Sophisticated and complex data accounting systems have been developed to report and monitor data availability and latency technical performance metrics. These data accounting systems are based on the basic principles of data warehousing: collect the datum, transform it, load it a well-defined database and produce various canned reports. This approach has many problems, namely:
- Only a small fraction of all the system performance data is actually collected and analyzed.
- The use of structured data leads to inflexible systems that are not able respond to business change requests.
- Data structures must be defined very early in the system lifecycle resulting on a data accounting system that is inflexible and not easily extensible.
- The operational processes/states of the data accounting system become coupled to the ability of the data processing system (data ingest, product generation and dissemination) to generate complete and well formatted data.
- Malfunctions of the data accounting system put into question the integrity of the transactional data it contains.
These data accounting systems can only store a limited amount of data due to performance and capacity limitations. In addition, correlations between system performance and data availability and/or data latency metrics are not offered. These systems are designed to answer pre-defined questions with no ability to dynamically incorporate and use new sources of data.
This paper will present a proposed approach for using big data principles and technologies to collect, store and report on life of the mission data. The usage of proven big data technologies like, Hadoop File System (HDFS), Map Reduce and other big data tools and techniques, can bring significant benefits to the data accounting systems that support the new generation of satellite ground systems.
The main benefit of this new approach is that we do not need to define the questions early in the system lifecycle; we just need to identify the sources of data and collect them in their raw form.
Additionally, the use of big data principles, tools and approaches provide:
- Flexibility - the system can collect and report on a large variety of data sources.
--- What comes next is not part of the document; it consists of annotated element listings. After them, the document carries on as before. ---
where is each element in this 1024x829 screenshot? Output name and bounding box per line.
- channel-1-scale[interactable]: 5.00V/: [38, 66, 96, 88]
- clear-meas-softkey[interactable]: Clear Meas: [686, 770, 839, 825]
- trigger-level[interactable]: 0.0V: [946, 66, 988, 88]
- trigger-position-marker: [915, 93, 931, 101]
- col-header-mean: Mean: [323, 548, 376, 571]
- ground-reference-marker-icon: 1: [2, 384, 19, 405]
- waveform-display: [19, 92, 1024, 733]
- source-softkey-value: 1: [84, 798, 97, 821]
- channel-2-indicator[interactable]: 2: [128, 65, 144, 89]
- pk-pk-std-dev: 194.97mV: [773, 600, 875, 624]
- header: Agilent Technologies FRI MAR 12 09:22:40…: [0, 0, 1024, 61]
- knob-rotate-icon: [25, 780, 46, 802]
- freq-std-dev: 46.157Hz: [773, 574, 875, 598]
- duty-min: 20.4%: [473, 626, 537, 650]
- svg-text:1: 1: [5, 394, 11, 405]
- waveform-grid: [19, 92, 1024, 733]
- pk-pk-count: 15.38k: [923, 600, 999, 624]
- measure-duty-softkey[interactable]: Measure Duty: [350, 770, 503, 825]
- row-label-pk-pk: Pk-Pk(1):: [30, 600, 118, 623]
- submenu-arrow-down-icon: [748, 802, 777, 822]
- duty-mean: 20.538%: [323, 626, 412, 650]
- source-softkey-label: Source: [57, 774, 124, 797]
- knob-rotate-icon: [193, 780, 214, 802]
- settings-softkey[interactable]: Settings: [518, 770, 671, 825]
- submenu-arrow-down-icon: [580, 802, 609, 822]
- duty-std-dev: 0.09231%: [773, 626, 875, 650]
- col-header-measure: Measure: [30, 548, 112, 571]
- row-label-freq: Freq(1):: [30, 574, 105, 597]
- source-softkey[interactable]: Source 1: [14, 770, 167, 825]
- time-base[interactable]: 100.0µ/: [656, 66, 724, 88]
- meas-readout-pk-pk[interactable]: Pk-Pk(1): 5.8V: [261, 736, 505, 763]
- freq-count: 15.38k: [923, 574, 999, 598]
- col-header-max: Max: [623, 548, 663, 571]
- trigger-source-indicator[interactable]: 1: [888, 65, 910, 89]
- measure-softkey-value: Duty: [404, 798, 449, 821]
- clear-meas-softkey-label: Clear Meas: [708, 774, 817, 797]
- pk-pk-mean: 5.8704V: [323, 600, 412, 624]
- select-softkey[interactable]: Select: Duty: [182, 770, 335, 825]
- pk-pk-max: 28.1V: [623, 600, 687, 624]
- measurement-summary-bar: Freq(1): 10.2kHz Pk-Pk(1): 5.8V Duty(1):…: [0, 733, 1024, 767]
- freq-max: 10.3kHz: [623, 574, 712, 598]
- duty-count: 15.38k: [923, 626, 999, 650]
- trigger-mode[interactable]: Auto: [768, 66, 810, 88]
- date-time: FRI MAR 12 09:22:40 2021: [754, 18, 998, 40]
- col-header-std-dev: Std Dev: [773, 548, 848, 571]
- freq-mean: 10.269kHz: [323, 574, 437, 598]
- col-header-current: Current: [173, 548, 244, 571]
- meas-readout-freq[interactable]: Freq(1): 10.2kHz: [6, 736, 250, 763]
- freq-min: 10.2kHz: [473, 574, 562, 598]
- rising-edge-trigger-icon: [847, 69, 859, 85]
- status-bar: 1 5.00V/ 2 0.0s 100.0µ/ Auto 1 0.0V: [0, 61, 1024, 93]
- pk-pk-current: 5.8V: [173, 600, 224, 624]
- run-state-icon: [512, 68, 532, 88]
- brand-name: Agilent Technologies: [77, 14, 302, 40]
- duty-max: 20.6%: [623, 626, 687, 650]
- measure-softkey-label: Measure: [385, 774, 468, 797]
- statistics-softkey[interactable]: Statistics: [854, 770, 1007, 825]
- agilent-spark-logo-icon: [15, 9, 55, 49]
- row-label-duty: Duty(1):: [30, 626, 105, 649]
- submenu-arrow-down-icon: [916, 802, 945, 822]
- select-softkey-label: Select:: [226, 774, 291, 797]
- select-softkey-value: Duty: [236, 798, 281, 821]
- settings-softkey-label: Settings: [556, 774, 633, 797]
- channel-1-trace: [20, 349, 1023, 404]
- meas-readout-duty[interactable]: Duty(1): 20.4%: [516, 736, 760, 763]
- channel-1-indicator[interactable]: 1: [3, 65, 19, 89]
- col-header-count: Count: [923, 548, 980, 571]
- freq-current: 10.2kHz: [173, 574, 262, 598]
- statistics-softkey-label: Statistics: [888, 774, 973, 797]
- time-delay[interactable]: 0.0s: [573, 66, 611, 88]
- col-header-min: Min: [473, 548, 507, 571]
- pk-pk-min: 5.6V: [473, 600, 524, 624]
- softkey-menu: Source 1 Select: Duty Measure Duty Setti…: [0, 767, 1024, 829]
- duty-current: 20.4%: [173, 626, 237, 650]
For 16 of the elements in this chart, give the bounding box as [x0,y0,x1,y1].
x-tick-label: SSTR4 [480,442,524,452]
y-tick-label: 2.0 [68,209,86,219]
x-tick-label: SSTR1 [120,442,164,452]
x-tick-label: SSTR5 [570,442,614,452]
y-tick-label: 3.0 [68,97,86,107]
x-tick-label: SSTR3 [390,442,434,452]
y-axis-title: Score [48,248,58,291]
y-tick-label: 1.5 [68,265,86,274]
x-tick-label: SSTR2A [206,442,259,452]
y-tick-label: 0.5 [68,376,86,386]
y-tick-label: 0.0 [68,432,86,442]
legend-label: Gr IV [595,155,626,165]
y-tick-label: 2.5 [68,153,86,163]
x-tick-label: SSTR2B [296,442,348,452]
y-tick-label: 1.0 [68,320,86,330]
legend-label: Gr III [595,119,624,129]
It is even possible to have a single data accounting system simultaneously support multiple missions.
- Extensibility - big data technologies are designed and implemented to address the data Velocity, Variety and Volume (V3) problem. Incorporating big data technologies into a data accounting system allows the addition of new sources of data which have very different data formats, large volumes and long retention times.
- Completeness – many system activity logs could be collected and stored on a single data accounting system. As an example, the data production logs and the system logs can be combined to produce reports to support anomaly resolution, performance tuning, capacity planning, as well as the basic TPM reports.
- Cost Effective Solution –big data solutions are less expensive as a result of the ability to build using commodity hardware and open source tools. By consolidating multiple data accounting system into a single enterprise system we can realize significant cost savings.
- Alignment with Federal, NASA and NOAA direction - there are various efforts within the federal government, and within NASA/NOAA in particular, to adopt cost-cutting solutions, embrace big data technologies and provide enterprise solutions for enterprise problems.
We will explore the characteristics and basic architecture of such a system. We will present an approach for its implementation. We will identify and analyze the predominant issues and suggest future activities to further this research.